Bangli – DPRD Bangli telah menyetujui dua Rancangan Peraturan Daerah (Ranperda), yaitu Ranperda tentang Kabupaten Layak Anak (KLA) dan Ranperda Pengarustamaan Gender. Penetapan Ranperda ini menjadi Peraturan Daerah (Perda) dilakukan dalam Rapat Paripurna DPRD Bangli, Senin (27/11/2023).
Ranperda tentang KLA bertujuan untuk mewujudkan Kabupaten Bangli sebagai daerah yang layak dan aman bagi tumbuh kembang anak. Ranperda ini mengatur berbagai aspek yang berkaitan dengan pemenuhan hak dan perlindungan anak, mulai dari pendidikan, kesehatan, hingga kesejahteraan sosial.

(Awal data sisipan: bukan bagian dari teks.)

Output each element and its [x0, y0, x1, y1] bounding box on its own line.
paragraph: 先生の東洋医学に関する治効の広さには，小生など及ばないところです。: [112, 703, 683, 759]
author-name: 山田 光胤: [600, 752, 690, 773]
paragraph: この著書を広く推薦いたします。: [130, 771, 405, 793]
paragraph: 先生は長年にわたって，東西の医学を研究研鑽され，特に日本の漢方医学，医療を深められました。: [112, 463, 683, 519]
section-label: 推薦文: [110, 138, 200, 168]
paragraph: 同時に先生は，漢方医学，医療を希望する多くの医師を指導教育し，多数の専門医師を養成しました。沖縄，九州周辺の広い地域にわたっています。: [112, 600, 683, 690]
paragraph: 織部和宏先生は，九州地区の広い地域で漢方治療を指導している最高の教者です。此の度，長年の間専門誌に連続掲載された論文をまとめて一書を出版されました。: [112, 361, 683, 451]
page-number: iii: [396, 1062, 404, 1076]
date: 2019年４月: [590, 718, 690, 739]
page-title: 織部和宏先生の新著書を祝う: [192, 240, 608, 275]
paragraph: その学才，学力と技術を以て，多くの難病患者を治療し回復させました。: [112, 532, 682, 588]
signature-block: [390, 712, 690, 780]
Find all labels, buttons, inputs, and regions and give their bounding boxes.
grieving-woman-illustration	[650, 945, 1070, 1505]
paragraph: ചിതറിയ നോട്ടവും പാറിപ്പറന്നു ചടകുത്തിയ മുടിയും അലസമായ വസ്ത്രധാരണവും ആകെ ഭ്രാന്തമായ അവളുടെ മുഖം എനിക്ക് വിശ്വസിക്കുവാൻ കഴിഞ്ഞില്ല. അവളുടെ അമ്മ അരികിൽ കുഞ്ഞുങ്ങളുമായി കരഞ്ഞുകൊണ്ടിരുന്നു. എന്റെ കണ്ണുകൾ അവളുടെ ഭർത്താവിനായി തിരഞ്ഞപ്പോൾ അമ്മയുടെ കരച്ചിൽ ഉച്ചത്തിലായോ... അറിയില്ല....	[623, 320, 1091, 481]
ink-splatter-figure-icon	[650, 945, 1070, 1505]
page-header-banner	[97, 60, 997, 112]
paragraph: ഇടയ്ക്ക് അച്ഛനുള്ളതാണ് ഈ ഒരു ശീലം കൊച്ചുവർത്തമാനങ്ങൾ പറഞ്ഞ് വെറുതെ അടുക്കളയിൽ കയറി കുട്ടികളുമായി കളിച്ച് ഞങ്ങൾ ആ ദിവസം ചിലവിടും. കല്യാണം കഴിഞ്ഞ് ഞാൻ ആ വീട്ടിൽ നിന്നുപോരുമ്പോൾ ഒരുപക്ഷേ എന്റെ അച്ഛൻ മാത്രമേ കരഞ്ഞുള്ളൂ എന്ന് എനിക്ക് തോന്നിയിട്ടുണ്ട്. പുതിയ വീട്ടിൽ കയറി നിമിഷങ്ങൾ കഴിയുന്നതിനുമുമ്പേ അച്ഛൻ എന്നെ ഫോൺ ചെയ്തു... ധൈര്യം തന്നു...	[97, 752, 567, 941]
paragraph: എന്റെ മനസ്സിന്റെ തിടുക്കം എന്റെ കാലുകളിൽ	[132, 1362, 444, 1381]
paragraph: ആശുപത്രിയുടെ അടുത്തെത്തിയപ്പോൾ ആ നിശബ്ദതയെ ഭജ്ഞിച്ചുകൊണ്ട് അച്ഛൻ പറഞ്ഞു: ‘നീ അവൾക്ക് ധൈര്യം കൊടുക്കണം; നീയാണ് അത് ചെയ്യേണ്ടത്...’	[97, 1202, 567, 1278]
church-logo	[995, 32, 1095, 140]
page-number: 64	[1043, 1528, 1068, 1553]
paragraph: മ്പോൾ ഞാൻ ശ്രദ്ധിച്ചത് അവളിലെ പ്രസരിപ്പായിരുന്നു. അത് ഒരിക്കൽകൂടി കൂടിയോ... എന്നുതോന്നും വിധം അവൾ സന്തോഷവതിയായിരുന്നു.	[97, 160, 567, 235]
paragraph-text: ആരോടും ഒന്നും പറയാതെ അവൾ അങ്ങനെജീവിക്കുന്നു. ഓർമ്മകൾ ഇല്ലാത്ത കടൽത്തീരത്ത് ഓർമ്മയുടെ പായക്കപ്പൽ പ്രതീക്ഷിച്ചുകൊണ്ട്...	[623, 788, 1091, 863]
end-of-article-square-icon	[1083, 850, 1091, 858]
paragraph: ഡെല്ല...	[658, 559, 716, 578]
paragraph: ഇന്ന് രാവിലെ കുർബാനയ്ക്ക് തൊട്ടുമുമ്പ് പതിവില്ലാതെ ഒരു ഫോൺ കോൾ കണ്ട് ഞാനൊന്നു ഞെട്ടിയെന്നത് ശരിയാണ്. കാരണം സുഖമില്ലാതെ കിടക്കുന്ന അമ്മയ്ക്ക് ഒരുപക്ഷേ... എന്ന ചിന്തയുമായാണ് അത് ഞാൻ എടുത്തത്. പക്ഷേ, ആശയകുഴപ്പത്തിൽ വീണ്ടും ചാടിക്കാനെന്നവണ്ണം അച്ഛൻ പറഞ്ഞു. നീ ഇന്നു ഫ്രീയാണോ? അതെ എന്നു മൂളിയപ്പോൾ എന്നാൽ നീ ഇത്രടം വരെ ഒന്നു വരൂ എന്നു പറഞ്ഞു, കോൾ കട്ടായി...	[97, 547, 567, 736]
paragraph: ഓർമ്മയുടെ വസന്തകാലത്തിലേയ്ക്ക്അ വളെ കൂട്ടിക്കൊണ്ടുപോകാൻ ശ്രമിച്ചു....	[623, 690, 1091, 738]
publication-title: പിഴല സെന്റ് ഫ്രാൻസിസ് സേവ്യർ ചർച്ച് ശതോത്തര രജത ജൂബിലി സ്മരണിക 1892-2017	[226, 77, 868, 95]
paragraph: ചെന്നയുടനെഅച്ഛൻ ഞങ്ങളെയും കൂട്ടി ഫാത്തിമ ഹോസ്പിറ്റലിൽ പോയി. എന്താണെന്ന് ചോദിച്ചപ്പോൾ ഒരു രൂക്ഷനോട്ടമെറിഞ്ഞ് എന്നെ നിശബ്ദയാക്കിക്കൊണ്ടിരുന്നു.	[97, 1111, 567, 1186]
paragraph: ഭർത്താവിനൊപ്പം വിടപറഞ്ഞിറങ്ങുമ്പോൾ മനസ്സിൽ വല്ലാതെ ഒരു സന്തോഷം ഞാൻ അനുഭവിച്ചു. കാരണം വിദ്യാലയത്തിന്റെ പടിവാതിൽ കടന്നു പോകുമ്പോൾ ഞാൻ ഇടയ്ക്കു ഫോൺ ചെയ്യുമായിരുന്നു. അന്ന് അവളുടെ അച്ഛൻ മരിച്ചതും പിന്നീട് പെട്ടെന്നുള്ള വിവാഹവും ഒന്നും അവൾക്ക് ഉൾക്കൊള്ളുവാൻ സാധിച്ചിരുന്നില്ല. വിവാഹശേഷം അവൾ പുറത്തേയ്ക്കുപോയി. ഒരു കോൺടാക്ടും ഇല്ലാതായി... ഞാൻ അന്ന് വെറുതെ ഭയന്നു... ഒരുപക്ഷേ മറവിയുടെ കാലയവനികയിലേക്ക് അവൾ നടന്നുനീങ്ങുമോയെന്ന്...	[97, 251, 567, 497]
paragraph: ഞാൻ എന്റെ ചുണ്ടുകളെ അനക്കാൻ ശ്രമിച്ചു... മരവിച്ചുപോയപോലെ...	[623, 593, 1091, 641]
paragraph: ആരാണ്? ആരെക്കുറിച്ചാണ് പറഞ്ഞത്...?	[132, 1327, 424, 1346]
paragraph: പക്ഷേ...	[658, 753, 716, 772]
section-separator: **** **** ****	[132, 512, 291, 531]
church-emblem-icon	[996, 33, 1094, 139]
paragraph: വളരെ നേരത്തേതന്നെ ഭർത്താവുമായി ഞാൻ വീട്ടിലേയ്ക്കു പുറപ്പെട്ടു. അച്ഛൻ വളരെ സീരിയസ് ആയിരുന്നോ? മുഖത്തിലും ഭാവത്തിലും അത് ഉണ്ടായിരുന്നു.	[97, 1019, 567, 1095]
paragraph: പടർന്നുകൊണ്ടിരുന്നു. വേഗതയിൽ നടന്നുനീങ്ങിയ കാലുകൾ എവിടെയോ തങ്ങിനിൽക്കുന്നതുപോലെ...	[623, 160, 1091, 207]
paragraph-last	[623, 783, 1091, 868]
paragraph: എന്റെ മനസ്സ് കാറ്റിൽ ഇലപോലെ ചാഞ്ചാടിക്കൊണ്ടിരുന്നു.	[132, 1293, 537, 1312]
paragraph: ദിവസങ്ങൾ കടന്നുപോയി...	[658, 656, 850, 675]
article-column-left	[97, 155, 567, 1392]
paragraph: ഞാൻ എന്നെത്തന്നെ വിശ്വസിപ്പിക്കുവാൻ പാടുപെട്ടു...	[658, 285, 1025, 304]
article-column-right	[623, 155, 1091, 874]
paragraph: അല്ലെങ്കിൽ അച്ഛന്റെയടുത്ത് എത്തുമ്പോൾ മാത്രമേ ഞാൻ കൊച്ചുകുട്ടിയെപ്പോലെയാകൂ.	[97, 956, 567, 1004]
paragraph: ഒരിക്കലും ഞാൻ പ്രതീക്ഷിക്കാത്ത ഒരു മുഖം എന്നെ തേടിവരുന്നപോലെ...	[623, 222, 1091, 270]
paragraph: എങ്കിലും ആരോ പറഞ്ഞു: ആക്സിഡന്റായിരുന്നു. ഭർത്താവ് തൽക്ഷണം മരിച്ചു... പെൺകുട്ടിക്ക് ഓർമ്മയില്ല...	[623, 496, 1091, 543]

Sementara itu, Ranperda Pengarustamaan Gender bertujuan untuk mencapai kesetaraan dan keadilan gender dalam pembangunan. Ranperda ini mengatur berbagai kebijakan dan program yang bertujuan untuk meningkatkan pemberdayaan perempuan dan memerangi diskriminasi gender.
Ketua DPRD Bangli I Ketut Suastika mengatakan, penetapan kedua Perda ini merupakan langkah penting dalam upaya mewujudkan Kabupaten Bangli yang sejahtera dan berbudaya.
“Kedua Perda ini sangat penting untuk mewujudkan Kabupaten Bangli yang layak dan aman bagi anak-anak, serta sejahtera dan setara bagi seluruh warganya,” kata Suastika.
Sementara itu, Bupati Bangli I Made Gianyar dalam pidatonya yang dibacakan Asisten II Setda Bangli, I Ketut Riang, mengatakan isu gender dan anak-anak adalah masalah utama dalam pembangunan. Walaupun banyak usaha yang dilakukan pemerintah untuk meningkatkan kualitas hidup perempuan dan anak, namun data menunjukan masih ada kesenjangan dalam hal akses, partisipasi, manfaat dan penguasaan sumberdaya manusia. Seperti Pendidikan, kesehatan dan ekonomi.
“Kita harus bergerak cepat untuk mengatasi kesenjangan ini,” kata Gianyar.
Dengan ditetapkannya kedua Perda ini, diharapkan dapat meningkatkan kualitas hidup anak-anak dan perempuan di Kabupaten Bangli. Namun, pemerintah daerah juga harus segera menyiapkan anggaran dan sumber daya manusia yang memadai untuk mendukung pelaksanaan kedua Perda ini.
Pemerintah daerah dapat bekerja sama dengan berbagai pihak, seperti organisasi masyarakat, lembaga swadaya masyarakat, dan akademisi untuk mengimplementasikan kedua Perda ini.
Kedua Perda ini merupakan langkah yang positif dalam upaya mewujudkan Kabupaten Bangli yang sejahtera dan berbudaya. Namun, pemerintah daerah harus segera mengambil langkah-langkah konkret untuk mengimplementasikan kedua Perda ini.